Alasan KPK Geledah Ruang Kerja Menpora Imam Nahrawi

Jakarta, Liputan7up.com – Komisi Pemberantasan Korupsi (KPK) memeriksa ruangan kerja Menteri Pemuda dan Berolahraga (Menpora) Imam Nahrawi berkaitan masalah pendapat suap dan gratifikasi dana hibah dari Kemenpora ke KONI. Pemeriksaan dikerjakan karena Menpora disangka mempunyai peranan dalam jalur proses mengajukan dan penyaluran dana hibah.

“Ya karena proses mengajukan proposal itu kan ada jalurnya, dari mulai pihak pemohon sampai diserahkan ke Menpora. Menpora langsung bisa mempertimbangkan atau mewakilkan atau disposisi kan contohnya dan bagaimana proses setelah itu bila di setujui dan tidak di setujui itu kan butuh kami dapatkan dengan komplet,” tutur Juru Bicara KPK Febri Diansyah saat di konfirmasi, Jumat (21/12/2018).

Dari ruangan kerja Menpora Imam Nahrawi, tim instansi antirasuah temukan dokumen dan proposal dana hibah dari Kemenpora ke KONI. Tidak hanya ruang Menpora, penyidik KPK ikut memeriksa beberapa ruang lainnya di Kemenpora.

“Kelak pasti kami tekuni dokumen itu, ada proposal-proposal hibah ikut yang kami amankan dan sita, nanti dipelajari dalam proses penyelidikan untuk keperluan pemanggilan saksi, kontrol saksi-saksi nanti di step selanjutnya,” kata Febri.

Pendapat keterkaitan Menpora dalam masalah korupsi tersebut bermula dari pengakuan Wakil Ketua KPK Saut Situmorang. Saut menyebutkan Politisi PKB itu peluang memiliki peranan terpenting dalam pencairan dana hibah dari Kemenpora untuk KONI.

Walau begitu, Saut tidak berani menyimpulkan lebih jauh masalah keterkaitan Imam Nahrawi dalam masalah ini.

“Saya belumlah dapat menyimpulkan itu. Tetapi indikasinya memang fungsi yang berkaitan (Imam Nahrawi) berarti ya,” kata Saut di Gedung KPK Kuningan Jakarta Selatan, Rabu 19 Desember 2018.

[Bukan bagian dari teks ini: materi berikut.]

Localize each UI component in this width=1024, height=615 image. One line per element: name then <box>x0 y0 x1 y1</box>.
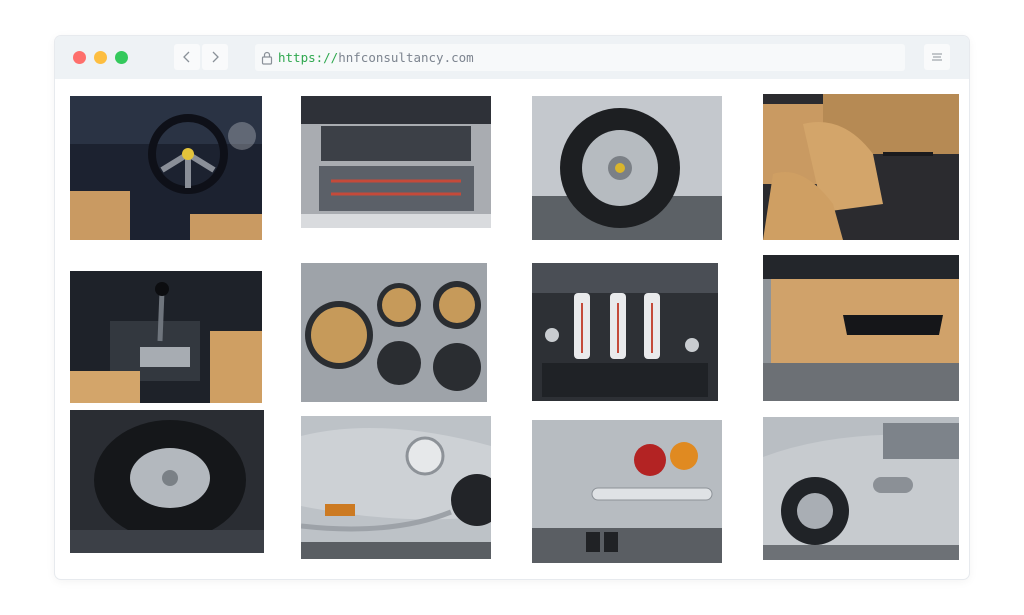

Saut pilih bersabar dan menyerahkan seutuhnya pada tim penyidik KPK, untuk mencari info dan bukti keterkaitan pihak lainnya dalam masalah ini.

“Jika kita lihat jabatannya (Menpora) kan, itu dapat kita lihat seperti apakah lalu peranannya. Ada banyak yang tidak konfirmasi keduanya mengenai fungsinya, nanti kita lihat dahulu,” kata Saut.

Awal mulanya, KPK mengambil keputusan lima orang menjadi terduga masalah pendapat suap dan gratifikasi penyaluran pertolongan dari Pemerintah melalui Kementerian Pemuda dan Berolahraga (Kemenpora) Kemenpora pada Komite Berolahraga Nasional Indonesia (KONI).

Mereka adalah Deputi IV Kemenpora Mulyana (MUL), Petinggi Pembuat Prinsip (PPK) pada Kemenpora Adhi Purnomo (AP), Staf Kemenpora Eko Triyanto (ET), Sekjen KONI Ending Fuad Hamidy (EFH), dan Bendahara Umum KONI Jhony E. Awuy (JEA).

Disangka Adhi Purnomo dan Eko Triyanto terima pemberian sekurangnya Rp 318 juta dari pengurus KONI. Tidak hanya itu, Mulyana ikut terima Rp 100 juta melalui ATM.

Tidak hanya terima uang Rp 100 juta melalui ATM, Mulyana ikut awal mulanya telah terima suap lainnya dari petinggi KONI. Yaitu 1 unit Toyota Fortuner, 1 unit Samsung Galaxy Catatan 9, dan uang Rp 300 juta dari Jhony.

Uang tersebut di terima Mulyana, Adhi, dam Eko supaya Kemenpora mengucurkan dana hibah pada KONI. Dana hibah dari Kemenpora untuk KONI yang dialokasikan sebesar Rp 17,9 miliar.

Di step awal, disangka KONI ajukan proposal pada Kemenpora untuk memperoleh dana hibah tersebut. Disangka mengajukan dan penyaluran dana hibah menjadi akal-akalan dan tidak sesuai dengan keadaan sebetulnya.

Sebelum proposal diserahkan, disangka sudah ada persetujuan pada pihak Kemenpora dan KONI untuk membagikan fee sebesar 19,13 % dari keseluruhan dana hibah Rp 17,9 miliar, yaitu beberapa Rp 3,4 miliar.